15. Siap Nikah?

2.7K 555 55
                                    

Suara kendaraan menemaniku yang tengah berdiri di depan sebuah rumah makan malam ini. Sembari menggenggam ponselku aku melihat sekeliling. Aku saat ini tengah menunggu seseorang. Sebenarnya orang itu sudah sampai duluan, hanya saja aku takut bingung sendiri ketika masuk mencarinya. Rumah makan ini cukup besar.

"Kok belum juga dibales ya?" 

Tak lama kemudian ponselku bergetar, bukan karena balasan tari pesan whatsapp melainkan panggilan masuk.

"Asslammualaikum, sampean di sebelah mana?"

Suara beratnya mengalun di balik ponselku. Membuatku sedikit tertegun tak segera menjawabnya.

"Halo?"

"Ah iya, mas."

Memalukan.

"Aku masih di depan. Nggak jauh kok dari kasir. Mas Irshad di mana?"

"Yaudah bentar aku jalan ke sana. Sampean tunggu di situ saja."

Ia langsung memutus panggilannya. Ah dasar si kaku itu memang benar-benar.

Ya, pada akhirnya untuk pertama kali aku bertemu Mas Irshad di luar rumah. Sebenarnya aku tadi tidak pamit orangtuaku kalau aku ingin menemuinya. Aku tahu ini tidak baik, hanya saja entah kenapa aku takut jika harus pamit. Takut dimarahi. Tapi aku memang harus bicara berdua dengan Mas Irshad, benar-benar harus bicara berdua. Tentunya kami tidak bodoh hanya untuk menyadari bahwa perkenalan kami ini adalah perjodohan yang diperhalus.

"Udah lama banget ya nunggunya? Aku tadi nggak liat hp."

Aku mendongakkan wajahku dan kudapati wajah teduh Mas Irshad yang tengah tersenyum kepadaku. Gelengan kepalaku sebagai jawaban atas pertanyaannya tadi.

"Ayo masuk," ajaknya sembari membimbingku masuk ke dalam rumah makan. "Aku tadi belum pesen, sengaja nunggu sampean. Sampean mau pesan apa?"
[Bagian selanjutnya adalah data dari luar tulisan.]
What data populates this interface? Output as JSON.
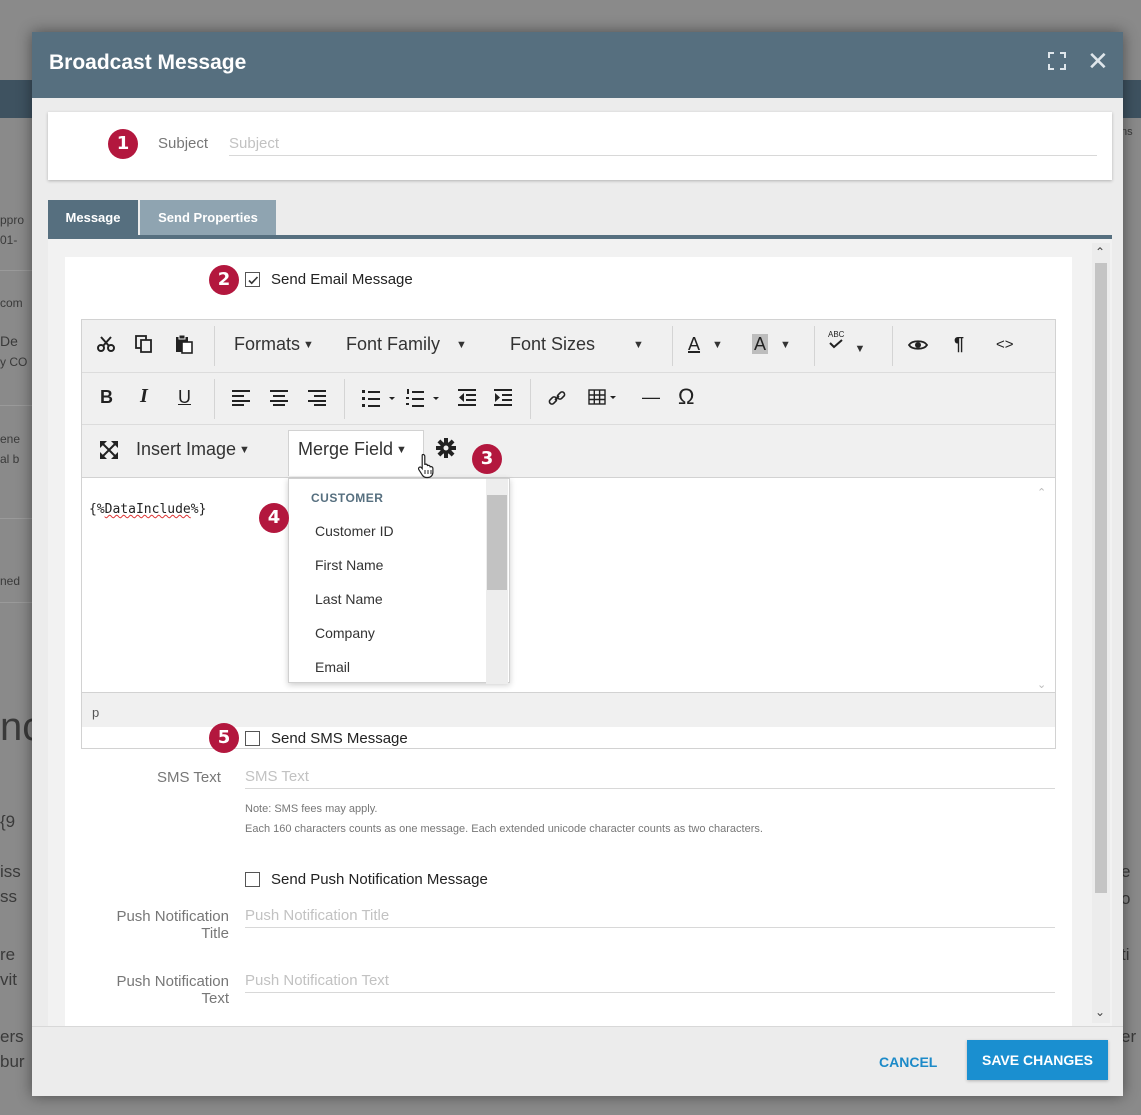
{
  "background": {
    "left_fragments": [
      "ppro",
      "01-",
      "com",
      "De",
      "y CO",
      "ene",
      "al b",
      "ned",
      "nc",
      "{9",
      "iss",
      "ss",
      "re",
      "vit",
      "ers",
      "bur"
    ],
    "right_fragments": [
      "ns",
      "e",
      "o",
      "ti",
      "er"
    ]
  },
  "modal": {
    "title": "Broadcast Message",
    "expand_icon": "expand-icon",
    "close_icon": "close-icon",
    "close_glyph": "✕"
  },
  "badges": [
    "1",
    "2",
    "3",
    "4",
    "5"
  ],
  "subject": {
    "label": "Subject",
    "placeholder": "Subject",
    "value": ""
  },
  "tabs": [
    {
      "label": "Message",
      "active": true
    },
    {
      "label": "Send Properties",
      "active": false
    }
  ],
  "email": {
    "checkbox_label": "Send Email Message",
    "checked": true
  },
  "toolbar": {
    "formats": "Formats",
    "font_family": "Font Family",
    "font_sizes": "Font Sizes",
    "bold": "B",
    "italic": "I",
    "underline": "U",
    "omega": "Ω",
    "hr": "—",
    "pilcrow": "¶",
    "code": "<>",
    "text_color": "A",
    "bg_color": "A",
    "spell": "ABC",
    "insert_image": "Insert Image",
    "merge_field": "Merge Field"
  },
  "editor": {
    "content_prefix": "{%",
    "content_word": "DataInclude",
    "content_suffix": "%}",
    "status_path": "p"
  },
  "merge_dropdown": {
    "header": "CUSTOMER",
    "items": [
      "Customer ID",
      "First Name",
      "Last Name",
      "Company",
      "Email"
    ]
  },
  "sms": {
    "checkbox_label": "Send SMS Message",
    "checked": false,
    "text_label": "SMS Text",
    "text_placeholder": "SMS Text",
    "note1": "Note: SMS fees may apply.",
    "note2": "Each 160 characters counts as one message. Each extended unicode character counts as two characters."
  },
  "push": {
    "checkbox_label": "Send Push Notification Message",
    "checked": false,
    "title_label_line1": "Push Notification",
    "title_label_line2": "Title",
    "title_placeholder": "Push Notification Title",
    "text_label_line1": "Push Notification",
    "text_label_line2": "Text",
    "text_placeholder": "Push Notification Text"
  },
  "footer": {
    "cancel": "CANCEL",
    "save": "SAVE CHANGES"
  },
  "colors": {
    "header": "#566f7f",
    "badge": "#b3173e",
    "primary_button": "#1a8fd0",
    "link": "#1c8ac8"
  }
}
"Sebenernya aku tadi udah makan Mas," jawabku. Aku dalam program diet sekarang, 2 kg sangat cukup membuat pipiku seperti bapau.

"Jangan diet, udah segitu udah bagus."

Seketika aku mengatupkan bibirku rapat sembari menatapnya tak percaya. Sungguh di luar dugaan. Bagaimana ia tau tentang aku diet?

"Ayo apa nih?" Ujarnya sembari membolak-balik buku menu. "Aku kuetiau goreng seafood aja deh. Ayo jadi pesen apa?"

"Aku cumi goreng aja wes, Mas.." kataku sembari menunduk. Aduh berat badanku naik lagi, batinku. Kemarin temanku mengajar di sekolah bilang kalau aku jadi sedikit berisi. Ayolah setiap perempuan pasti langsung frustasi.

"Cumi nggak akan langsung bikin berat badan naik kok." Membuatku refleks menatapnya yang kini tengah tersenyum sembari menatapku.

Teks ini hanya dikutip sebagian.